As so many legends, Billie Fleming too crossed paths with cycling by accident. She was born in 1914: as expected from a young lady at that time, Billie graduated from school at the age of 16 and started a career of a typist and secretary. Two years later, a friend introduced her to the benefits of riding a bicycle. Enchanted by the ride, Fleming decided to include pedalling in her daily routine. Back in the day, there was a lot of talk about women’s health and the positive influence movement has on it, so Billie came up with the idea of promoting movement on two wheels.
After contacting dozens of companies with a sponsorship request, Rudge-Whitworth equipped Billie with a new bicycle. Traditional cycling gear wasn’t the only equipment Billie had on her journey. The Cadbury company was sweet enough to sponsor the aspiring cyclist as well. Every month, she received five-pound bars of fine Cadbury chocolate. On January 1st, 1938, Fleming set off on her journey decided to ride every day no matter what. And so she did.
How did they check Billie’s performance back then, you ask? Well, they had quite a system worked out. Each day, Billie had to fill in a checklist, have it signed by a witness, and mail it to the Cycling magazine. Furthermore, a cyclometer was installed on her bicycle. Billie had to regularly visit what was called the “cycling offices”, so that the officers could check if the cyclometer hadn’t been tampered with.
The year 1938 is said to have had a cold and snowy winter, while the summer was sunny and mild. On those nice warm days, Billie covered distances that were double her average. She didn’t carry any bottles of water or food on her: when thirsty or hungry, the young lady simply stopped at a cafe or a restaurant.
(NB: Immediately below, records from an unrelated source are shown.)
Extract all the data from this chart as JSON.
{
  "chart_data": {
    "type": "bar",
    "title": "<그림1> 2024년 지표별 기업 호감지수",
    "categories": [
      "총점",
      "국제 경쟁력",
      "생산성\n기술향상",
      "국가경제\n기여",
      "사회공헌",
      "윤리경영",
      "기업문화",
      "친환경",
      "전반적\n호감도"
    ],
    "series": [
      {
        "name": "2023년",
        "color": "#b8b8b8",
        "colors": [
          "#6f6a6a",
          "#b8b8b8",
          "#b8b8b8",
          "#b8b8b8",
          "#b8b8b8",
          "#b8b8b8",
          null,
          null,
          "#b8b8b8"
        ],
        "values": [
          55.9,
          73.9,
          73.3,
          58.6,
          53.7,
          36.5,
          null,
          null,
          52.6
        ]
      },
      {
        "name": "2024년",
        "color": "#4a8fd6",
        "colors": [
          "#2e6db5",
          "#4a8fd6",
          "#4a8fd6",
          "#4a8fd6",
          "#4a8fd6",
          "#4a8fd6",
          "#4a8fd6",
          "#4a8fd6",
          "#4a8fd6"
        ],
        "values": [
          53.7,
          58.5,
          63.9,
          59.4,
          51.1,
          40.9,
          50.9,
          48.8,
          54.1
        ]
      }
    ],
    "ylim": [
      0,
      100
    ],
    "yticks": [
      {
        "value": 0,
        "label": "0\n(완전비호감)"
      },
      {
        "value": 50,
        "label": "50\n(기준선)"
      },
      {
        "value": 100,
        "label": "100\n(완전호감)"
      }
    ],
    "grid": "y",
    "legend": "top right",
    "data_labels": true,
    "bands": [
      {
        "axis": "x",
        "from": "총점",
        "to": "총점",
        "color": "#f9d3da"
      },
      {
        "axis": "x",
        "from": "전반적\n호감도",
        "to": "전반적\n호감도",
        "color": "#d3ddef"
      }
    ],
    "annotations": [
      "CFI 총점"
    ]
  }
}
The average distance Billie covered in a day was 81 miles, which, in the end, added up to 29,604 miles covered in one year. No water, no support team, just this easy-going young woman who described her adventure as something completely common: a simple matter of the power of youth. Her quest was all about promoting health on two wheels. Later on, she was called the “Rudge-Whitworth Keep Fit Girl”.
After completing her quest, Billie decided to cycle across the USA. However, WWII ruined her plans and she came up with a new idea: racing on a tricycle. Fleming set three new world records, for 25, 50 and 100 miles.
Billie didn’t really dedicate the rest of her life to cycling, but that doesn’t mean she was all done with it. Fleming simply cycled as a hobby instead of racing in an arena. The Keep Fit Girl died in 2014, aged 100 years and still holding the record. It was no sooner than two years after her passing that someone (namely Kajsa Tylen) managed to break it.